CTA designers vetted many options for matching the historical nature of the building, concluding a transparent modern addition was ideal. A stucco exterior was applied, and a new glass-lined entryway shines daylight onto an exterior-turned-interior concrete wall, envisioned as a future gallery for historical facility photographs. The original, recognizable character of the building remains visible just inside the entry, the gym is now more inviting and accessible, and the project was completed on time and under a strict budget.
The overall goal of the renovation was to bring the multi-purpose building up-to-date in terms of accessibility, function, and comfort, all while preserving and celebrating the historic nature of the gym. The design solution was developed in hopes to not just replicate the historical look and feel, but rather quietly compliment the historical style of the building. This was achieved through the following thoughtful design techniques:
- Main Entry – A foyer entry way was originally intended for the building but never completed.

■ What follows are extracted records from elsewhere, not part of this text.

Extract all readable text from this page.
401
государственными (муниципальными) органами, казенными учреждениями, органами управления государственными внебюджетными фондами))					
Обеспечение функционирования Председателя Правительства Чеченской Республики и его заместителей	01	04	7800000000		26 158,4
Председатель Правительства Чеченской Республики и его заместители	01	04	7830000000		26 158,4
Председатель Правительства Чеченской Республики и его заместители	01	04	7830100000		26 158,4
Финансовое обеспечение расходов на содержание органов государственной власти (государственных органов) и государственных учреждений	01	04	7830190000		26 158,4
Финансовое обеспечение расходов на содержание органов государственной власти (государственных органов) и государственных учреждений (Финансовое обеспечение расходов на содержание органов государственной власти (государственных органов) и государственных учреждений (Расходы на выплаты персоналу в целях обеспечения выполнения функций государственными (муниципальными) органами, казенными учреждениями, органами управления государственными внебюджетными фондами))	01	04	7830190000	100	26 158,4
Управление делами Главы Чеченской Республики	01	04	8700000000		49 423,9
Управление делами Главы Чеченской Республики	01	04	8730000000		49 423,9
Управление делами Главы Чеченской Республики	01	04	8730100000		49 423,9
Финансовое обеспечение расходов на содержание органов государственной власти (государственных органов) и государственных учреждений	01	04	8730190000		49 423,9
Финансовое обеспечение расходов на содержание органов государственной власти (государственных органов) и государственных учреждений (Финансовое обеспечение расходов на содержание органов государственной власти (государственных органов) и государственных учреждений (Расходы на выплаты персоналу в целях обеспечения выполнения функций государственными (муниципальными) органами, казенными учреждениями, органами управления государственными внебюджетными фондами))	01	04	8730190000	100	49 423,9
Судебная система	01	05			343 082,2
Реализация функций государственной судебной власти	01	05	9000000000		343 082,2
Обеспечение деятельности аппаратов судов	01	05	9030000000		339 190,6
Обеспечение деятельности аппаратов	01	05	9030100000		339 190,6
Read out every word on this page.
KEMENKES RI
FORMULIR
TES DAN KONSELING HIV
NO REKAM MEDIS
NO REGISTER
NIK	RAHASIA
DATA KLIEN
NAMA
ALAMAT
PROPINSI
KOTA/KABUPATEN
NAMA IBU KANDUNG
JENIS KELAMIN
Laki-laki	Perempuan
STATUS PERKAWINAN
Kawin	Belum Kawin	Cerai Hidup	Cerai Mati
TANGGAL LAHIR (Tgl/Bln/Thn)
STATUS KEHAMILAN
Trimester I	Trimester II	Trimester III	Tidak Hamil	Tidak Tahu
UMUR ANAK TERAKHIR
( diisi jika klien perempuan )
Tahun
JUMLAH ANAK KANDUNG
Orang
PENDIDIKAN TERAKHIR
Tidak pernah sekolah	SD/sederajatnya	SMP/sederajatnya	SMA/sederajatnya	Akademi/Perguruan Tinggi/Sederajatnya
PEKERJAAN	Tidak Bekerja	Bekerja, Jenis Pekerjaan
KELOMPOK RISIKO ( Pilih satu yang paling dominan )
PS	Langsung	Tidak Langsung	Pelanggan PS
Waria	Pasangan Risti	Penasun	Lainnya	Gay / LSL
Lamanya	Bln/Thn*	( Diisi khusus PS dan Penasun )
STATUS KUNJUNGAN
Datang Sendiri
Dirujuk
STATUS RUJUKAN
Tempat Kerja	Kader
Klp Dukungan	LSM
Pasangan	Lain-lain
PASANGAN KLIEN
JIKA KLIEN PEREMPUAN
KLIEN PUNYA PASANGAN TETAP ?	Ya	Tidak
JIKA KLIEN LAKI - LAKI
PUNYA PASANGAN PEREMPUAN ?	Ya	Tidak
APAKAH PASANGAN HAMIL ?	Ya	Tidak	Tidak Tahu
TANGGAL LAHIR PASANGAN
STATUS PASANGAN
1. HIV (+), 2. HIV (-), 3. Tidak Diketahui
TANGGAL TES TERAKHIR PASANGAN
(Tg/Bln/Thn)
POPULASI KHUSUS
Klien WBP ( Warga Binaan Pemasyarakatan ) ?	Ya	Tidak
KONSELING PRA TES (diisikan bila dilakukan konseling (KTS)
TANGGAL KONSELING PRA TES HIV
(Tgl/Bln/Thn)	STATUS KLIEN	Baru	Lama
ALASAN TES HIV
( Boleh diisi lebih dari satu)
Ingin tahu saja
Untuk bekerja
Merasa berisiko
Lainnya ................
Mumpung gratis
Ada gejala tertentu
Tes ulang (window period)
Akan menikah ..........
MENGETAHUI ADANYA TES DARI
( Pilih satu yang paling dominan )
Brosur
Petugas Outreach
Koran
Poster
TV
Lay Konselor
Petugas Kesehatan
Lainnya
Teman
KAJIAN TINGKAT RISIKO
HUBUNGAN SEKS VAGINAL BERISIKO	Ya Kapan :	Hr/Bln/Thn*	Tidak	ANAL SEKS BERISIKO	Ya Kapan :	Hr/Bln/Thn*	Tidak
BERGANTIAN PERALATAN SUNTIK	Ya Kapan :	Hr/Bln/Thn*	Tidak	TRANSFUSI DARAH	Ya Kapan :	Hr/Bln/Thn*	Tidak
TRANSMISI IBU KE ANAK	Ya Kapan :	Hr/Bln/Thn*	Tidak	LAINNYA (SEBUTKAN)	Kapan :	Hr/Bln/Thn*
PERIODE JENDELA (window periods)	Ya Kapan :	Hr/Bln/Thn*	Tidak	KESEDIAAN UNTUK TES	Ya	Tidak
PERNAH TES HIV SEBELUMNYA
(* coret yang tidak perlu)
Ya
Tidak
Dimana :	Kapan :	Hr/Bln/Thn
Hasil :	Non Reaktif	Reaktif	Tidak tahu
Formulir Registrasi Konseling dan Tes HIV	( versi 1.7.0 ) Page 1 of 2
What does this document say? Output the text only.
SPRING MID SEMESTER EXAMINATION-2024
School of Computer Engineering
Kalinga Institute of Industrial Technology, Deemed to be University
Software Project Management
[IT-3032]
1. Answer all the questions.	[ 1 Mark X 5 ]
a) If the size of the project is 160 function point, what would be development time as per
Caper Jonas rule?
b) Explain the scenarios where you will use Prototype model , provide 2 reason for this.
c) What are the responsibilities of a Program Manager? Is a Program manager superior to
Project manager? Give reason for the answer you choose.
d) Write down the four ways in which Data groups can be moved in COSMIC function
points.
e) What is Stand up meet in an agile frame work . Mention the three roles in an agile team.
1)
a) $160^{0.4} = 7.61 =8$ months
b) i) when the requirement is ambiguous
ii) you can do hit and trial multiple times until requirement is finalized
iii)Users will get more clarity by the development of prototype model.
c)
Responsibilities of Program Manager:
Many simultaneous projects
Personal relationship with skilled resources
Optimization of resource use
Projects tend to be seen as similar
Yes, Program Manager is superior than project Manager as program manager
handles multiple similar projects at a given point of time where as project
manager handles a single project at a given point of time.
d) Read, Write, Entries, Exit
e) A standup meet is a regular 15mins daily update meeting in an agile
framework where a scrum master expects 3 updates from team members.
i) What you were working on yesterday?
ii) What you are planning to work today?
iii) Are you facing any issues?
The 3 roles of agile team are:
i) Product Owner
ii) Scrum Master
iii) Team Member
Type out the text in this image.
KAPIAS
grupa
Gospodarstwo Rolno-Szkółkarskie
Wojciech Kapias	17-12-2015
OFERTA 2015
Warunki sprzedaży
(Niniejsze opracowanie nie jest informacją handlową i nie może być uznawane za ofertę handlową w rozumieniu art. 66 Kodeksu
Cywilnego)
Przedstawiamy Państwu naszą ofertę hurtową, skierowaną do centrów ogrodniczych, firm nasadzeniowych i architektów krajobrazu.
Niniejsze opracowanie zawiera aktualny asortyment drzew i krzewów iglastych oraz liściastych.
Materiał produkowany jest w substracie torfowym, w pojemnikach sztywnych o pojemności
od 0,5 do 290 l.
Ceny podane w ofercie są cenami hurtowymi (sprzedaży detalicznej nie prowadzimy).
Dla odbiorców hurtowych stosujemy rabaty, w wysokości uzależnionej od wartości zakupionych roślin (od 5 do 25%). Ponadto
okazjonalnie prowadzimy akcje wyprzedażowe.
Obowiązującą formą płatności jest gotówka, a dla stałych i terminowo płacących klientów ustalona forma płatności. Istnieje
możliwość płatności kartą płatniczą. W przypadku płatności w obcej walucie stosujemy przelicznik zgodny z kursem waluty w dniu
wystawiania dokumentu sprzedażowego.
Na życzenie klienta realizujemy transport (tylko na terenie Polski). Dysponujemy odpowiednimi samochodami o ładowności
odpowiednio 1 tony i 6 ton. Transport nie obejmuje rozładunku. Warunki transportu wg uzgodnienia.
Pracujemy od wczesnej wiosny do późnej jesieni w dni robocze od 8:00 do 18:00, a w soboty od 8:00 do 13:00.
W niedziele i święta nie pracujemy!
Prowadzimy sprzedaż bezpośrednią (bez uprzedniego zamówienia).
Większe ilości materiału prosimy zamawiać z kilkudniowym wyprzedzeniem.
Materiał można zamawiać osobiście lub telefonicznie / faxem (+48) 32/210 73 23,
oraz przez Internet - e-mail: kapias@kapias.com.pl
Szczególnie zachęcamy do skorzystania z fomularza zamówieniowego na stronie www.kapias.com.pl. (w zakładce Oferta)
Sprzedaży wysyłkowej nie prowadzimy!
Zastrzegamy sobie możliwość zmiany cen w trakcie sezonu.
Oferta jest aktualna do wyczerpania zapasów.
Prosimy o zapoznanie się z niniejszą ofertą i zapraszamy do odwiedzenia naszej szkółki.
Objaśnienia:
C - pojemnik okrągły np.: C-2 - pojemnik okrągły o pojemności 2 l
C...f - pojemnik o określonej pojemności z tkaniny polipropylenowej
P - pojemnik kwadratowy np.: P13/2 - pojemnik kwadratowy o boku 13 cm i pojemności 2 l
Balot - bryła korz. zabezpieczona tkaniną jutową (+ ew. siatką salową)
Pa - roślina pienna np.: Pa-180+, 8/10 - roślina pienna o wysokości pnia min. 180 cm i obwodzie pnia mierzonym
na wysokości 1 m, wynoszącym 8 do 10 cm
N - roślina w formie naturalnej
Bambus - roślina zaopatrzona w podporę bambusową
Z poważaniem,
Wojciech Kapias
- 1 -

CTA’s renovation design included a main entry stair, ADA-accessible ramp, and lobby area to give the sense of a formal entry to the building. The lobby preserves the original concrete finish building wall and presents it as an interior gallery wall where historical and community photos can be displayed. Preserving the concrete wall was important to help tell the story of how the building remained unfinished since WWII. The use of glass windows for the lobby increased the visibility of the historic concrete wall from outside of the building.
- Accessible Restrooms – The addition of accessible restrooms was an important and much needed upgrade. Utilization of CMU blocks matched the color and style of other school buildings in order to unify the look and feel of the school campus.
- Exterior – Perhaps the most unique and important element to the gym renovations is the exterior stucco finish. As mentioned, the original exterior design by architect Andrew McQuaker was never realized – until now. CTA designers honored McQuaker’s design by replicating it as closely as possible to blend the new additions and upgrades while still paying homage to his design intent.
- General Repairs – A holistic approach to the renovations and completion of this building also included upgrades to the heating, ventilation, and air conditioning. The gym is known for its great acoustics and has served as venue for many choir and band concerts over the years. The downside, current district superintendent Schroeder has described, is that the heaters would tend to turn on and drown out the music. With the new system upgrades, listeners can now fully enjoy community events and acoustics.
In a day and age when many older buildings are determined to be better off demolished and rebuilt than restored, this gym stands proudly as a community staple and historical gem. L.A. Thomas Memorial Gymnasium continues to stand tall, serve the community, and tell a great story of perseverance and the power of people, making it a true historic treasure in the Magic Valley.